A General Assembly bill provoked by Toni Morrison’s Pulitzer-prize winning novel “Beloved” would require schools to notify parents of instructional material “that includes sexually explicit content.” The state Senate may vote on it today.
The measure by Del. Steve Landes, HB516, stems from a 2013 challenge to “Beloved” by a Fairfax County parent whose son said it was gross and hard to handle and gave him night terrors, according to reports in The Washington Post.
The bill passed the House unanimously in an uncontested block of bills, but senators debated it in a committee last week. Proponents say it simply allows parents a say in their child’s education. Opponents say it could create a chilling effect on teachers, who may avoid valuable books because of the hassle.
“Beloved,” published in 1987, is ranked No. 26 on the top 100 banned and challenged books for 2000 to 2009, according to the American Library Association. At least half of such books include diverse content, such as including non-white or gay characters.
Common Sense Media, a nonprofit opposed to censorship, says “Beloved” is “a classic that will leave a lasting imprint on readers” but has been challenged for violence and sexuality. The story is about an escaped slave who kills her 2-year-old daughter rather than return her to slavery.
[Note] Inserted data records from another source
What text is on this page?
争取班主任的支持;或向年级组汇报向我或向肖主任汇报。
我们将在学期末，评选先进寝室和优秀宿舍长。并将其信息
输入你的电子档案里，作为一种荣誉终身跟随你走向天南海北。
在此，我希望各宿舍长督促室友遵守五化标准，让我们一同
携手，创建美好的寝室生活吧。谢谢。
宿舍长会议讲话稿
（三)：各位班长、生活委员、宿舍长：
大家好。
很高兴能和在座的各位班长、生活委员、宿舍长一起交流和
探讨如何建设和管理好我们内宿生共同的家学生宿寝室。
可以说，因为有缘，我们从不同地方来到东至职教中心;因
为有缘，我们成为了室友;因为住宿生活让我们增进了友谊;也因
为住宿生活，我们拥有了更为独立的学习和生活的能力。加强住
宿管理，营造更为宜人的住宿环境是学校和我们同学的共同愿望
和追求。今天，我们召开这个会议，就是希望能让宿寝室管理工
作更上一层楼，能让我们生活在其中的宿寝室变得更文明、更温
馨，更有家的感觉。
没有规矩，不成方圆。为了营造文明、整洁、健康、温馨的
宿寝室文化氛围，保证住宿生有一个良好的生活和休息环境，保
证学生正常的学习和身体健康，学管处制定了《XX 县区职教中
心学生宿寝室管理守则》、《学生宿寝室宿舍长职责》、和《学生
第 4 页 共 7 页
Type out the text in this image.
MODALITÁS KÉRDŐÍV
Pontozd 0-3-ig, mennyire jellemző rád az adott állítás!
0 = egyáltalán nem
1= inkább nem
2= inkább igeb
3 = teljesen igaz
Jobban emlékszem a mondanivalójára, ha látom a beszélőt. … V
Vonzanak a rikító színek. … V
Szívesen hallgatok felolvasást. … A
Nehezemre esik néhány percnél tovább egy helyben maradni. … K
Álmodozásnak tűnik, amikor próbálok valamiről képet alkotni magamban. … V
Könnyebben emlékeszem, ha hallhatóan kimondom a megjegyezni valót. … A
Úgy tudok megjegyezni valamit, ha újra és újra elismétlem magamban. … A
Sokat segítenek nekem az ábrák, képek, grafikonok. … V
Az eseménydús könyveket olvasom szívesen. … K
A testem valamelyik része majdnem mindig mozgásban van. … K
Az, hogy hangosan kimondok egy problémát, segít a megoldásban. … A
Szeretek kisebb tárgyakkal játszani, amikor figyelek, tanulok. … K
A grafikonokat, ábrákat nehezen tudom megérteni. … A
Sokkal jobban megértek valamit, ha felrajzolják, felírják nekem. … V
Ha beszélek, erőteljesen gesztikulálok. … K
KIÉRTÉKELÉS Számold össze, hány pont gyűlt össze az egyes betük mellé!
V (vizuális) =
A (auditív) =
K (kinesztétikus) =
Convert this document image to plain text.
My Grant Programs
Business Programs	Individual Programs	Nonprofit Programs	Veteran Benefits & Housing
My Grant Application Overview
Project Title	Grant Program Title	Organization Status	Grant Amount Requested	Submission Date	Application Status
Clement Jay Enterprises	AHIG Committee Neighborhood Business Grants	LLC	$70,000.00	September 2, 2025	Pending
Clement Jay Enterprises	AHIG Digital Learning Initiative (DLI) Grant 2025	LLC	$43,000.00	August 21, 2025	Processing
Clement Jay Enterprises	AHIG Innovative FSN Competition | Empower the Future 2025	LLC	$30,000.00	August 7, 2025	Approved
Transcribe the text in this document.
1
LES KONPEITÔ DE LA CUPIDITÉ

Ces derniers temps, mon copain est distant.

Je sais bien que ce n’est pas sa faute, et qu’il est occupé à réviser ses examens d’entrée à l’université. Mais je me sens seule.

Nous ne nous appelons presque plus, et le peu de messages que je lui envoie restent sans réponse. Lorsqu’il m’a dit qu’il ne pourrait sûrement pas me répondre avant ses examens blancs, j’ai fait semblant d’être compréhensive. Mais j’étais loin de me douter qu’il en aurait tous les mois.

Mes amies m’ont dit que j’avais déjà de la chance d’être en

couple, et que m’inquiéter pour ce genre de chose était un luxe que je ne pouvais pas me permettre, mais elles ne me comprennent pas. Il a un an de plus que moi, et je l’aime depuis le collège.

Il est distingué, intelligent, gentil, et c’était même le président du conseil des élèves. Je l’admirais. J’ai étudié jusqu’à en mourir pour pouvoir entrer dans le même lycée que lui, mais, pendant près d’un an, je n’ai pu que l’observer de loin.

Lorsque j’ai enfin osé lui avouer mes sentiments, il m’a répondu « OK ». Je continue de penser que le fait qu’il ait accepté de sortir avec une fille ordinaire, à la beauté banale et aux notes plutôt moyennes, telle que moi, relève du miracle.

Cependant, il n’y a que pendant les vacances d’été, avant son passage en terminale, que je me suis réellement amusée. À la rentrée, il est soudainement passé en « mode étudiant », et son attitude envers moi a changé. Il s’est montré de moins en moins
“It features a gritty infanticide, racial language, horrific sexual assaults, and even references to sex with animals,” Common Sense Media reports. “But teens are mature enough to handle the challenges this book presents. At this age they can decide for themselves what they think about disturbing personal and historical events. ‘Beloved’ is a beautiful, powerful book that will help all readers learn about the horrors of slavery – and leave them thinking about what it means to be a strong, heroic, or moral person.”
The bill before the Senate doesn’t stop the teaching of “Beloved” or any other book. But it requires the state Department of Education to create a policy requiring teachers to notify parents of sexually explicit content, as defined by the state board, so parents can review it or request alternate material for their child.
The conservative Virginia group Family Foundation said liberal lawmakers believe teachers know better than parents what children should read.
“A plain reading of the bill shows it simply requires the Board of Education to come up with a method by which parents can be notified and choose (if) that book selection best suits their children,” President Victoria Cobb said in a blog post.
Sen. Chap Petersen, D-Fairfax, said in a Facebook post that the bill has a lot of problems, “namely, that a lot of great literature includes sex and violence. Like the Bible.”
Petersen plans to speak against the bill when it comes to the Senate floor.
“We need to keep kids reading actual books. (And stay off the phones!),” Petersen wrote in his post.
James LaRue, director of the Office for Intellectual Freedom at the Freedom to Read Foundation in Chicago, said the legislation could lead to good works of literature being defined by a label.
After going back and forth with parents about alternate books, a teacher may decide, “That’s a lot of work. I’m just going to take that book out of the curriculum,” he said.
Among Hampton Roads lawmakers, Sen. John Cosgrove, R-Chesapeake, and Sen. Lynwood Lewis, D-Accomac, voted for the bill when it passed the Senate Education and Health Committee last week. Sen. Mamie Locke, D-Hampton, and Sen. Louise Lucas, D-Portsmouth, voted against it.
Secretary of Education Anne Holton has not taken a public position on the bill.